RISKS.ID – Penyidik pada Jaksa Agung Muda Bidang Tindak Pidana Khusus (Jampidsus) Kejaksaan Agung segera menjadwalkan pemeriksaan terhadap mantan Menteri Lingkungan Hidup dan Kehutanan (KLHK) Siti Nurbaya Bakar terkait penyidikan kasus dugaan korupsi tata kelola kelapa sawit.
“Nanti saya jadwalkan,” kata Direktur Penyidikan Jampidsus Kejaksaan Agung Syarief Sulaeman Nahdi di Gedung Pusat Penerangan Hukum (Puspenkum) Kejaksaan Agung, Jakarta, Jumat (30/1/2026).
Syarief menjelaskan, penyidik Jampidsus saat ini tengah menyidik dugaan tindak pidana korupsi dalam tata kelola kebun dan industri kelapa sawit periode 2015–2024.
Dalam proses penyidikan tersebut, salah satu lokasi yang digeledah adalah rumah Siti Nurbaya Bakar di Jakarta. Dari penggeledahan itu, penyidik menyita sejumlah dokumen serta barang bukti elektronik.
Seiring dengan penggeledahan tersebut, penyidik akan menjadwalkan pemeriksaan terhadap Siti Nurbaya untuk dimintai keterangan sebagai saksi. Namun, untuk sementara, penyidik masih mendalami barang bukti yang telah diamankan.

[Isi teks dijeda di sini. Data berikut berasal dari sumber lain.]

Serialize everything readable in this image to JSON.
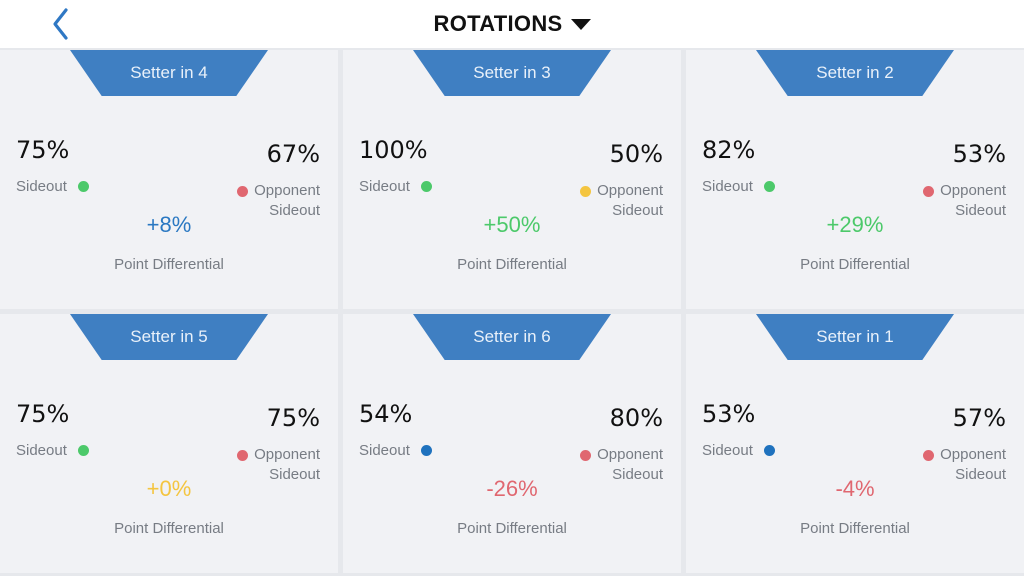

“Kami dalam menyidik bisa memeriksa saksi dan mengumpulkan alat bukti. Salah satu caranya melalui penggeledahan. Setelah itu dilakukan, kami akan meneliti dan mempelajari terlebih dahulu barang bukti yang diperoleh, baru kemudian melakukan pemeriksaan,” ujar Syarief.
Selain rumah Siti Nurbaya, Syarief menyebut penyidik juga menggeledah lima lokasi lainnya pada Rabu (28/1/2026) dan Kamis (29/1/2026). Namun, dia belum merinci lokasi-lokasi tersebut.
Terkait informasi adanya penggeledahan di rumah seorang anggota DPR RI, Syarief mengatakan belum dapat memastikan hal tersebut.
“Itu saya belum monitor. Memang ada beberapa tempat, tetapi kalau yang disebut anggota DPR, saya belum monitor,” kata dia.